NEW YORK (TheStreet) -- There seems to be a general consensus among market commentators and investors that rising interest rates will be good for U.S. banks. In anticipation, bank stocks like Bank of America (BAC) , Citigroup (C) , JPMorgan Chase (JPM) , Wells Fargo (WFC) and the Financial Select Sector SPDR ETF (XLF) have had a tremendous run over the past two years.
It has been helpful that post-crisis litigation and fines seem to be in the rearview or at least out in the open, especially in the cases of Bank of America and JPMorgan. But the recent rally for the group may be more of an opportunity for profit taking than confirmation of a trend.

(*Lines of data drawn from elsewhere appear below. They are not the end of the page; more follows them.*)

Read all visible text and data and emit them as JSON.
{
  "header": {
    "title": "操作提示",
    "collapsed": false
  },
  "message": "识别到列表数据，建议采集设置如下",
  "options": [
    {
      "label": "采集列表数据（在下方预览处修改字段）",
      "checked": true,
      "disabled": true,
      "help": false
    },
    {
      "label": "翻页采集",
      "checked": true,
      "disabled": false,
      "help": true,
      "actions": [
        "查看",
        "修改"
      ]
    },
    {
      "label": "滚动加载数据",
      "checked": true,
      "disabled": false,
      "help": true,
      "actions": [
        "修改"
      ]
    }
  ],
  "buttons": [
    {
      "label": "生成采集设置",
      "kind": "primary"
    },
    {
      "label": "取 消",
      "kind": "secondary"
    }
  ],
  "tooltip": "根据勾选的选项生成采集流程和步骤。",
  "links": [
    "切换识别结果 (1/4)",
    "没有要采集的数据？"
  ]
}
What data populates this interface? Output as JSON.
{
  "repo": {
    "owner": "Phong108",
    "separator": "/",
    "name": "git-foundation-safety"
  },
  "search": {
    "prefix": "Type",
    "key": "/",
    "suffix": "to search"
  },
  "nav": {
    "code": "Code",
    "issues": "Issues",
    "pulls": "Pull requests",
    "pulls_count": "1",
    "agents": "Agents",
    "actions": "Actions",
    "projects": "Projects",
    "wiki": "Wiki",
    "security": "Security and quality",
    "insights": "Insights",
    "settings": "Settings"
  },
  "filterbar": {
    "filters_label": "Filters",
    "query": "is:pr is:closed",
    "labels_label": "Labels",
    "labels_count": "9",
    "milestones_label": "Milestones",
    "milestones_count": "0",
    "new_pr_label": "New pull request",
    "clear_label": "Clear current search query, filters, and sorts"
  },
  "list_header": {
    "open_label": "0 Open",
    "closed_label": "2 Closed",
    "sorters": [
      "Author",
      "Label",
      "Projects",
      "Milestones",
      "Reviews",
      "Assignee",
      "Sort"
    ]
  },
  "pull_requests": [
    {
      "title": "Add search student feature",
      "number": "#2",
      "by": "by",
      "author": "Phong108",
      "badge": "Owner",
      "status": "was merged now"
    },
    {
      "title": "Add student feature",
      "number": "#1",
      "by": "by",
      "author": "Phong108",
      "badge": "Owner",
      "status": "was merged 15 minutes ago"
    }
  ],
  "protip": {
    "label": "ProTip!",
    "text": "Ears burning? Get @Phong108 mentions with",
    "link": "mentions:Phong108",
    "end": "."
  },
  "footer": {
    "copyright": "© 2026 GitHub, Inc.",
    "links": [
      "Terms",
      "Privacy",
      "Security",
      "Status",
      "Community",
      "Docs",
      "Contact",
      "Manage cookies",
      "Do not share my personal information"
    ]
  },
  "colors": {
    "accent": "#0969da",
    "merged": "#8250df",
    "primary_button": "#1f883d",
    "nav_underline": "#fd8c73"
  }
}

First of all, the claim that rates are rising is debatable. Below is a chart reflecting the yield on the 10-year Treasury bond over the past decade. Opinions will differ -- but the downtrend appears firmly intact.

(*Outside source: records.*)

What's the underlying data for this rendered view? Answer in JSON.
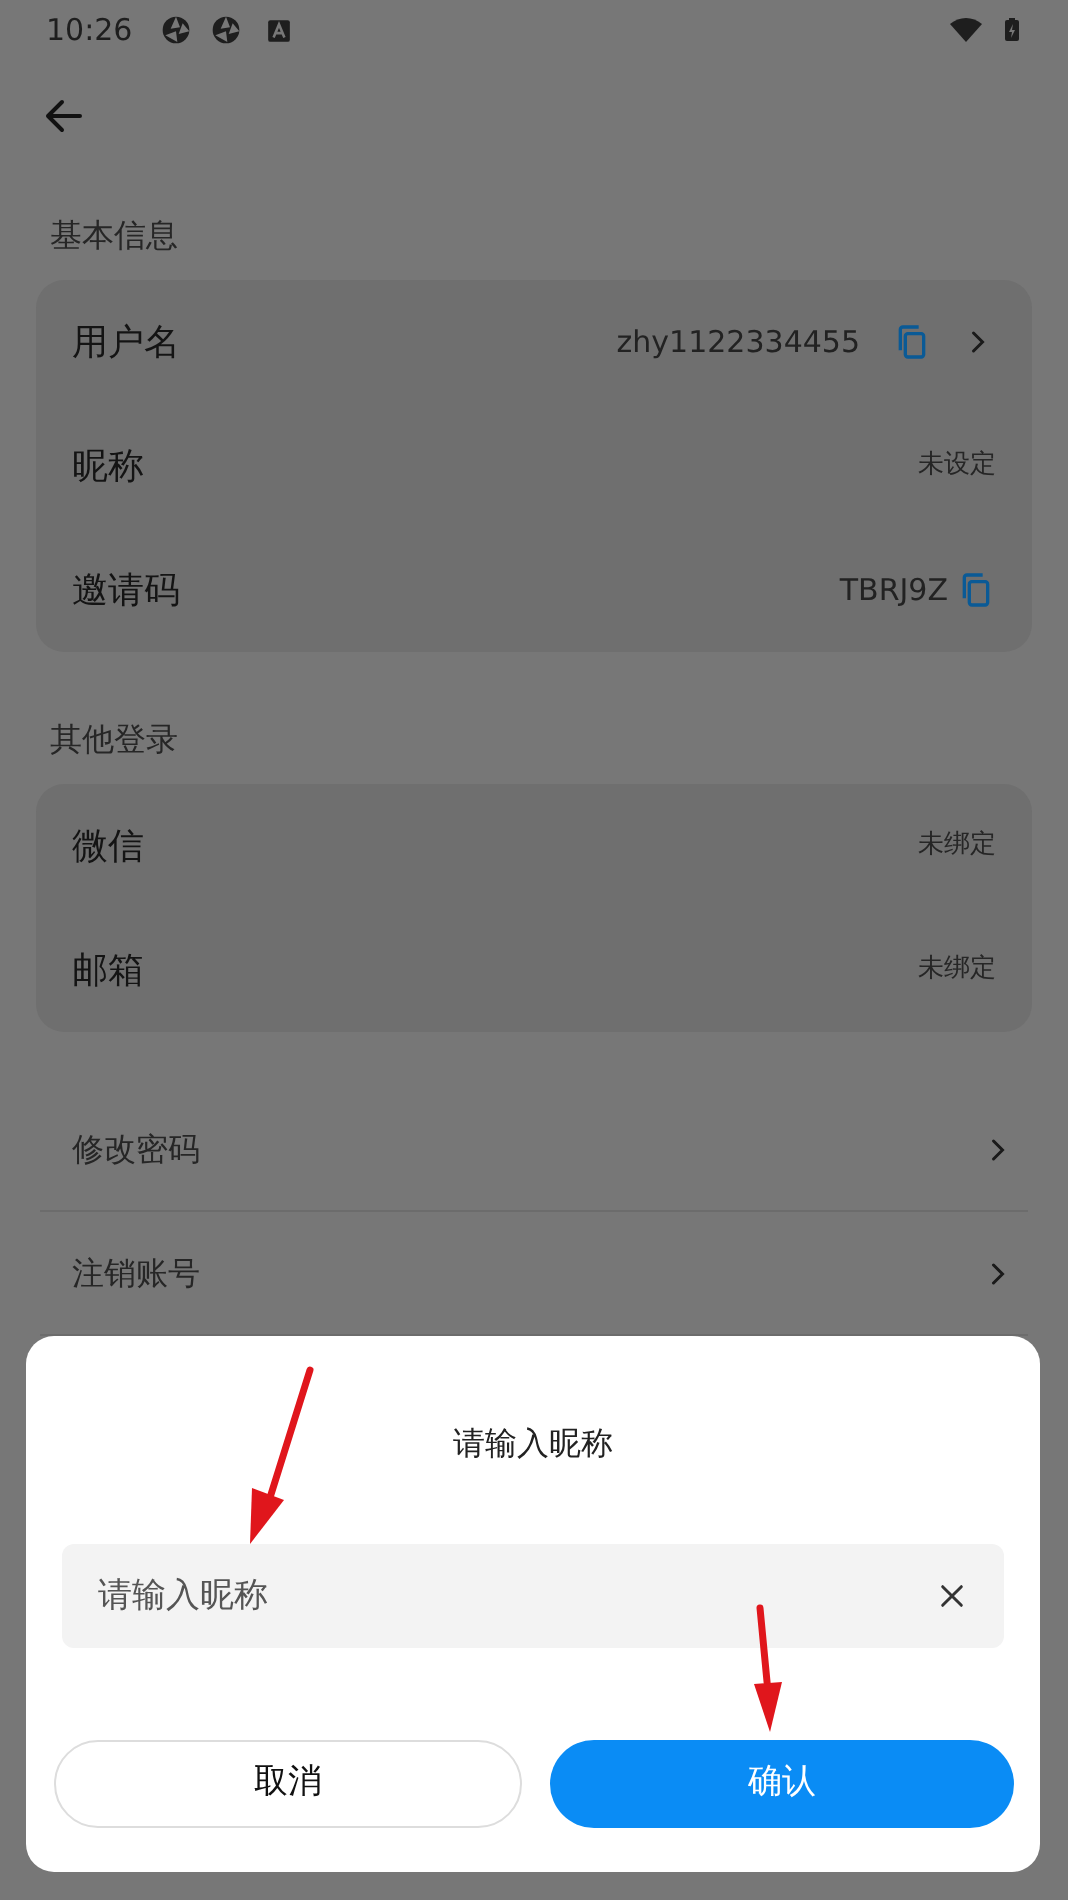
{
  "status_bar": {
    "time": "10:26"
  },
  "sections": [
    {
      "title": "基本信息",
      "rows": [
        {
          "label": "用户名",
          "value": "zhy1122334455",
          "kind": "copy-chevron"
        },
        {
          "label": "昵称",
          "value": "未设定",
          "kind": "plain"
        },
        {
          "label": "邀请码",
          "value": "TBRJ9Z",
          "kind": "copy"
        }
      ]
    },
    {
      "title": "其他登录",
      "rows": [
        {
          "label": "微信",
          "value": "未绑定",
          "kind": "plain"
        },
        {
          "label": "邮箱",
          "value": "未绑定",
          "kind": "plain"
        }
      ]
    }
  ],
  "links": [
    {
      "label": "修改密码"
    },
    {
      "label": "注销账号"
    }
  ],
  "dialog": {
    "title": "请输入昵称",
    "input": {
      "placeholder": "请输入昵称"
    },
    "buttons": [
      {
        "label": "取消",
        "kind": "secondary"
      },
      {
        "label": "确认",
        "kind": "primary"
      }
    ]
  }
}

The only time rates have risen meaningfully in the past few years was immediately following Bernanke's infamous slap-on-the-wrist speech in May of 2013, warning investors that the quantitative easing spigot would assuredly not get stuck in the "on" position. This was six months prior to the Fed actually beginning to slow its bond-buying stimulus efforts.
Since Janet Yellen took over a year ago and QE has in fact been slowly and methodically withdrawn, rates have moved down across the board. Many investors banked too heavily on the Fed's role in keeping the long end of the curve down.

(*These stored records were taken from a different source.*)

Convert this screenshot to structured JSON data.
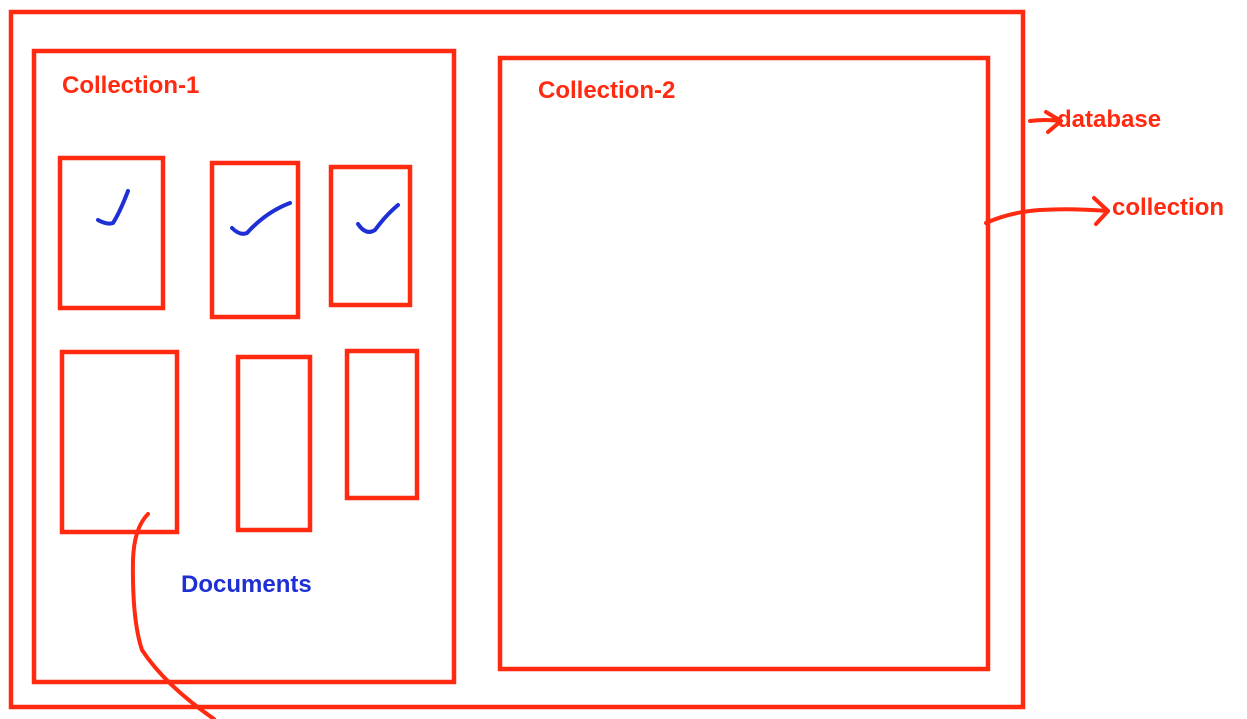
{
  "labels": {
    "collection_1": "Collection-1",
    "collection_2": "Collection-2",
    "database": "database",
    "collection": "collection",
    "documents": "Documents"
  },
  "colors": {
    "outline": "#ff2a10",
    "annotation": "#1f2fd6",
    "background": "#ffffff"
  },
  "icons": {
    "document_checked": "check-mark-icon"
  }
}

Similarly, when the Fed does eventually tighten it will be raising short-term rates, and there is no guarantee that the downward pressure on longer-term rates will not persist. Two major catalysts remain.
1. The search for yield is now global, and for "risk free" yield the U.S. Treasury Bond is the only game in town (where the "town" is Earth).
2. Dollar strength means other currencies weakening in relative terms; Treasuries need not move at all, necessarily, for foreign buyers to profit by owning them.